I attended an SPSS web seminar about their Clementine program, which performs data mining. The talk was oriented to business applications, but still had some interesting general insights. The speaker started with the claim that projects that incorporated data mining technologies had a much greater return on investment than other projects. -- www.spss.com/dk/IDC%20Predictive%20Analytics%20and%20ROI%20Report.pdf

Data mining is not really new. Anytime people use information about the world to draw conclusions, you can argue that they are data mining. Typically, though, data mining is reserved for situations where the number of data observations are large.

Data mining is used to

predict category membership or a numeric value,
group or cluster things together than have similar characteristics,
associate events that occur together or in a sequence,
find outliers that don't fit ordinary patterns or expected behavior.

The first two bullets represent supervised learning and unsupervised learning, and when I have time I want to document some of the approaches used for supervised and unsupervised learning. But for now, these web pages are painfully incomplete.

Finding outliers is an interesting approach that I had not devoted much thought to. Perhaps the outliers are observations that merit additional scrutiny. For example, in some applications, outliers may be potentially fraudulent cases.

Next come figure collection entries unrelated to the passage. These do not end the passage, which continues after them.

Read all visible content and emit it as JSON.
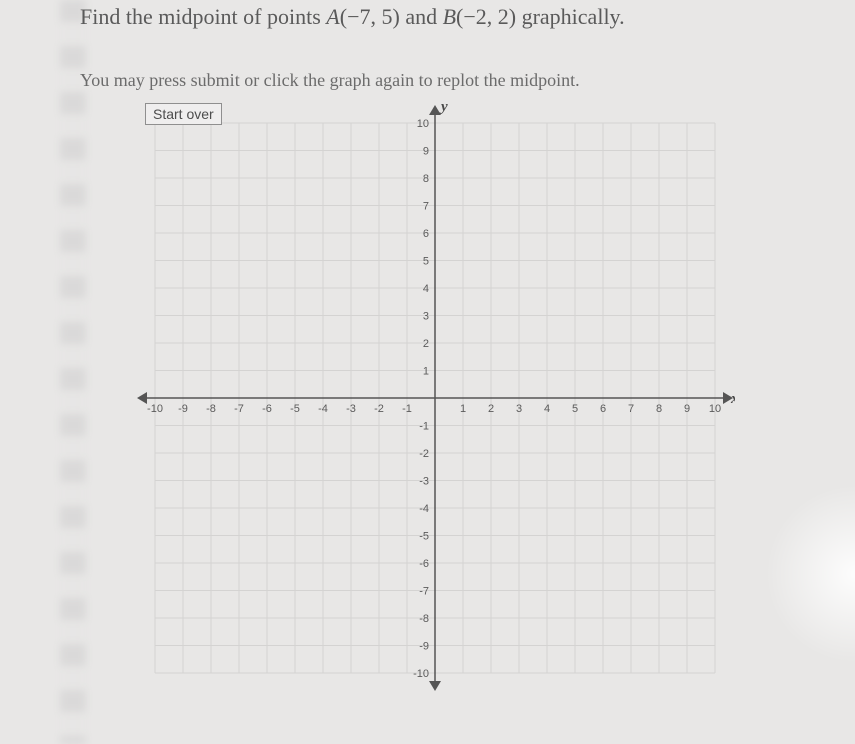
{
  "title_parts": {
    "pre": "Find the midpoint of points ",
    "ptA_label": "A",
    "ptA_coords": "(−7, 5)",
    "mid": " and ",
    "ptB_label": "B",
    "ptB_coords": "(−2, 2)",
    "post": " graphically."
  },
  "subtitle": "You may press submit or click the graph again to replot the midpoint.",
  "start_over_label": "Start over",
  "graph": {
    "xmin": -10,
    "xmax": 10,
    "ymin": -10,
    "ymax": 10,
    "tick_step": 1,
    "x_axis_label": "x",
    "y_axis_label": "y",
    "grid_color": "#d4d3d2",
    "axis_color": "#555555",
    "background": "#e8e7e6",
    "tick_fontsize": 11,
    "axis_label_fontsize": 15,
    "x_ticks_neg": [
      "-10",
      "-9",
      "-8",
      "-7",
      "-6",
      "-5",
      "-4",
      "-3",
      "-2",
      "-1"
    ],
    "x_ticks_pos": [
      "1",
      "2",
      "3",
      "4",
      "5",
      "6",
      "7",
      "8",
      "9",
      "10"
    ],
    "y_ticks_pos": [
      "1",
      "2",
      "3",
      "4",
      "5",
      "6",
      "7",
      "8",
      "9",
      "10"
    ],
    "y_ticks_neg": [
      "-1",
      "-2",
      "-3",
      "-4",
      "-5",
      "-6",
      "-7",
      "-8",
      "-9",
      "-10"
    ]
  }
}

CRISP-DM is the model that SPSS uses to model data mining (www.crisp-dm.org). The steps in CRISP-DM include

Business understanding
Data understanding
Data preparation
Modeling
Evaluation
Deployment

There are several loop backs in this model. For example, data understanding is involved in a feedback loop with business understanding. Modeling is involved with a feedback loop with data preparation. Evaluation, of course feeds back to business understanding.

Children's Memorial Hospital used Clementine and SPSS recognized by Computerworld Honors Foundation for research for treatments of pediatric brain tumors (www.spss.com/press/template_view.cfm?PR_ID=636).

A nice feature of Clementine is that models generated by the software can be exported as C code or XML which allows you to automate the delivery of data mining solutions to other computer platforms or on the web. It includes a module for mining data from text fields and a module for extracting events from web logs.

The speaker mentioned a new model (CARMA -- Continuous Association Rule Mining Algorithm) which allows interactive pruning of rules in a decision tree (http://control.cs.berkeley.edu/carma.html).

In a one hour presentation, you can't get a good feel for how the software works. It looks like a good comprehensive package that is easy to use. There are a lot of competing products out there, of course. One of the more intriguing competitors is Weka, an open source system for data mining. The main site for Weka is at the University of Waikato in Hamilton, New Zealand.

Since Weka is open source, it is popular with data mining classes at universities where you can't ask the students to go out and buy a thousand dollar software program (the price of college textbooks is already bad enough).

A good book about Weka is Data Mining: Practical Machine Learning Tools and Techniques with Java Implementations, by Ian H. Witten, Eibe Frank (ISBN: 1558605525) [BookFinder4U link]

I have not had a chance to work with either Clementine or Weka.